21. Winter Wonderland, hellogoodbye #40
I love this song. I love how it's sparsely and straightforwardly arranged, with the natural instruments playing counterpoint to the overdistorted voice we hear, and the natural, toy-sounding keyboard, with the very, very clear jingle bells. I like the vocal, but I don't believe for a moment that he's as sweet and innocent as his vocal. That said, he does do VERY well with the word nose in "though your nose gets a chilling." It really sounds like a little boy. That said, while his vocal is interesting, he's really not that GOOD, per se, as a singer. But then we need more singers that aren't tuned to death out there.

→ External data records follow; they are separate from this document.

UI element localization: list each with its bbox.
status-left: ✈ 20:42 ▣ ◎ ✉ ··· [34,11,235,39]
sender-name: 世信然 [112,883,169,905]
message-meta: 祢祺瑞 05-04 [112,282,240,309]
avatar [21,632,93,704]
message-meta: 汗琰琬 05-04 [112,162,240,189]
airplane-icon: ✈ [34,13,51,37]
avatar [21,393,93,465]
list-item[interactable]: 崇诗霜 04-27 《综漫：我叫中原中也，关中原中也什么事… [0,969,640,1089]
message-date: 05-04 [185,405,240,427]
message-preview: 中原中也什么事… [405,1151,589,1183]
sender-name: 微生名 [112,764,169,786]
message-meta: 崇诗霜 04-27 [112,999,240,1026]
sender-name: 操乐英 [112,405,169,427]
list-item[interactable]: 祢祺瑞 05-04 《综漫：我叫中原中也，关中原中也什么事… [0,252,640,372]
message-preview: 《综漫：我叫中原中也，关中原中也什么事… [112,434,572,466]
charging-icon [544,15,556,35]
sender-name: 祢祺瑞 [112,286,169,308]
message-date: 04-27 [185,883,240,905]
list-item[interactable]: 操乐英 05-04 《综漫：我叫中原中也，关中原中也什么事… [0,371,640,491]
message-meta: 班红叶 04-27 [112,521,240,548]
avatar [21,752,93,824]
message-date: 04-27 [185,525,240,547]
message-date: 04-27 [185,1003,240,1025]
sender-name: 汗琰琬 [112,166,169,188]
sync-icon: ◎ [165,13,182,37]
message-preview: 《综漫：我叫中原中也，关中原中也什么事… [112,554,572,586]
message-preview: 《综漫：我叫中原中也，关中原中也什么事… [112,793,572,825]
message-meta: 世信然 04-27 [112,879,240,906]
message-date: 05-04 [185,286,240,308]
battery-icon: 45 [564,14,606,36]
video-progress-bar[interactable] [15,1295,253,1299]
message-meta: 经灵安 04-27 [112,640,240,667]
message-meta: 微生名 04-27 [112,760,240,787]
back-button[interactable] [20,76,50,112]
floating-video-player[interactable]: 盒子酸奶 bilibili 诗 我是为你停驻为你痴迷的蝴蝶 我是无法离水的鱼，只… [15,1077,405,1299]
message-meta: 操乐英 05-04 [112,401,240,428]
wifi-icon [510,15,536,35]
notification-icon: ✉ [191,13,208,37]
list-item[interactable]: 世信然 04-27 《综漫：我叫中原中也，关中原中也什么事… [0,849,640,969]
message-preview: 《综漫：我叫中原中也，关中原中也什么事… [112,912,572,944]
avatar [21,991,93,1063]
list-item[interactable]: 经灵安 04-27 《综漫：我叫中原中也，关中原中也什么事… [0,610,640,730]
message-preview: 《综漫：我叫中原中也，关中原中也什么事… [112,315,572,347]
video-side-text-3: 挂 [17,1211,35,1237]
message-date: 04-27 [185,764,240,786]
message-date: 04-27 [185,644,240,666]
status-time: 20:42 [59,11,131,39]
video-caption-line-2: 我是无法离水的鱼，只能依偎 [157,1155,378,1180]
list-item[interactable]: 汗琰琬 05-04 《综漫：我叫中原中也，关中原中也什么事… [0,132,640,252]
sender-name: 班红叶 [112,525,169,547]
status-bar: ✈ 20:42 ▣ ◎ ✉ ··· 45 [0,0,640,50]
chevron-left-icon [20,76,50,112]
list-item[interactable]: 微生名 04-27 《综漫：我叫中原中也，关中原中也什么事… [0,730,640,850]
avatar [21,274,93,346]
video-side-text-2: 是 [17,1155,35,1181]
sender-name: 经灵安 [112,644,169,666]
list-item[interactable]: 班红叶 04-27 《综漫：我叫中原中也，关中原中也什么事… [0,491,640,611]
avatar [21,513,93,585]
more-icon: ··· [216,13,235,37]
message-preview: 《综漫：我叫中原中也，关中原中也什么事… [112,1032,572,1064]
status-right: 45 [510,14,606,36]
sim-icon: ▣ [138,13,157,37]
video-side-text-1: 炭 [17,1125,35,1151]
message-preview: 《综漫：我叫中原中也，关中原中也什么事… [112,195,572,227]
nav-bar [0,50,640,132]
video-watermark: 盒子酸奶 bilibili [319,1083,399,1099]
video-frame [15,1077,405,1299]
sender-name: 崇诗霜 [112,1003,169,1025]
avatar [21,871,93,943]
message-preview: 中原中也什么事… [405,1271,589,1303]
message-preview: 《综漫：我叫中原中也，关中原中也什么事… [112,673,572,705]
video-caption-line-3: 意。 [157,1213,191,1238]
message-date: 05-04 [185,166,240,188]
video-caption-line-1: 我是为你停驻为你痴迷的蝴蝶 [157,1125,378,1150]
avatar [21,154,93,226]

22. [speaking of tuned to death] Come Clean Rain, Hilary Duff #41
I like this song, it's like the songs I would listen to in high school. Pure candyfloss. It has its moments--at the beginning and in the bridge, when it does that beat speeding up thing and has some pitch variation in the echo of "rain fall." And the vocal is interesting, because you KNOW it's tuned to death but largely don't hear it. EXCEPT at the conjunction of the last two syllables of the song, where it's EXTREMELY evident, at begiiii----ning. Right at ning. I heard it the other day, and I can't believe I'd never noticed it before.
23. Karpe Diem, Swedish/Danish/or something Nordic rappers. two songs #42 & 42
From the very limited exposure I've had to Swedish rap, these guys sound so good. they seriously sound like a couple of young, tanned, golden haired guys you hope that Sweden is populated with. Admittedly, Swedish rap sounds really forking weird to Americans, just because it sounds strange, but these peeps do some cool production stuff with their songs. In the beginning of one, they sing a line from a Beyonce song, mentioning Beyonce by name. It's also kinda strange how they put these chorus effects on their voices. I just wonder if they'll still sound so good after their voices change.
And that's the community service beep for now!